Virtual Alanine Scan of the Main Protease Active Site in Severe Acute Respiratory Syndrome Coronavirus 2

• Published in: International journal of molecular sciences Vol. 22; no. 18; p. 9837
• Main Authors: Nakayoshi, Tomoki, Kato, Koichi, Kurimoto, Eiji, Oda, Akifumi
• Format: Journal Article
• Language: English
• Published: Basel MDPI AG 11.09.2021; MDPI
• Subjects: Alanine; Chemical compounds; Coronaviruses; COVID-19; Drug resistance; main protease; Molecular dynamics; molecular dynamics simulation; Mutants; Mutation; Pharmacology; Protease; Protein structure; Proteinase; Proteins; Residues; Respiratory diseases; Severe acute respiratory syndrome coronavirus 2; Therapeutic targets; virtual alanine scan
• ISSN: 1422-0067; 1661-6596; 1422-0067
• DOI: 10.3390/ijms22189837

Recently, inhibitors of the severe acute respiratory syndrome coronavirus 2 (SARS-CoV-2) main protease (Mpro) have been proposed as potential therapeutic agents for COVID-19. Studying effects of amino acid mutations in the conformation of drug targets is necessary for anticipating drug resistance. In this study, with the structure of the SARS-CoV-2 Mpro complexed with a non-covalent inhibitor, we performed molecular dynamics (MD) simulations to determine the conformation of the complex when single amino acid residue in the active site is mutated. As a model of amino acid mutation, we constructed mutant proteins with one residue in the active site mutated to alanine.

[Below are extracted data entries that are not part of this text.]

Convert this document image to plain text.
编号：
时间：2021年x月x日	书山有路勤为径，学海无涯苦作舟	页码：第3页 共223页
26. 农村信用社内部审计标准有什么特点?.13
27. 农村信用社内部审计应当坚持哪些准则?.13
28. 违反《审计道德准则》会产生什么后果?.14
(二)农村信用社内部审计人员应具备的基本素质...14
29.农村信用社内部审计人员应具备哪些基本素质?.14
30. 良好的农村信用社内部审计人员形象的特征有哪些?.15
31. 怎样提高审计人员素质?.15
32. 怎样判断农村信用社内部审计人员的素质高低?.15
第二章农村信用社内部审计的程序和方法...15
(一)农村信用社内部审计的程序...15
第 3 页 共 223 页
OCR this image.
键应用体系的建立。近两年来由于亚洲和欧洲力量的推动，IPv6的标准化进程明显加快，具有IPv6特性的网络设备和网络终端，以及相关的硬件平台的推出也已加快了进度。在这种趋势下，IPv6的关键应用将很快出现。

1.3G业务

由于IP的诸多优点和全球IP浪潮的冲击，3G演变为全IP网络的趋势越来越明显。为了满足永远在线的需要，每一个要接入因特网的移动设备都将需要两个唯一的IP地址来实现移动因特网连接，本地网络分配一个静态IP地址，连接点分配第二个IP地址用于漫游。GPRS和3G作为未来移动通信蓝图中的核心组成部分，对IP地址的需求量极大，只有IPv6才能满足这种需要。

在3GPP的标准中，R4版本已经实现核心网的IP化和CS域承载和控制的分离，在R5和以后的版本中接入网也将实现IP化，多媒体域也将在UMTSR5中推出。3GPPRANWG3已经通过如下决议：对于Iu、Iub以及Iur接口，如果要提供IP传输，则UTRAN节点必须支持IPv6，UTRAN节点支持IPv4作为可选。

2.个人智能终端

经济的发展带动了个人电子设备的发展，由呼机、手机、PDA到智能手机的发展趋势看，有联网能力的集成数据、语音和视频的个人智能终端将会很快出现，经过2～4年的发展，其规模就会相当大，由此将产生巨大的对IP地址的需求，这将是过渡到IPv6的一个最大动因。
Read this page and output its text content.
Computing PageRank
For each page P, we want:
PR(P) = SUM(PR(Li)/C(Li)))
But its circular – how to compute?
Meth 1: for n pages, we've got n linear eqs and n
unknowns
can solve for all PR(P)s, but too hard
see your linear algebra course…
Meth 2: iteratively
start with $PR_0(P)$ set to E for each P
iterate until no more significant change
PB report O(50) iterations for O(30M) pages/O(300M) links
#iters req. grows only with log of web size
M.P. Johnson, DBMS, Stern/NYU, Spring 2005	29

This method is called virtual alanine scan. The results of the MD simulations showed that the conformation and configuration of the ligand was changed for mutants H163A and E166A, although the structure of the whole protein and of the catalytic dyad did not change significantly, suggesting that mutations in His163 and Glu166 may be linked to drug resistance.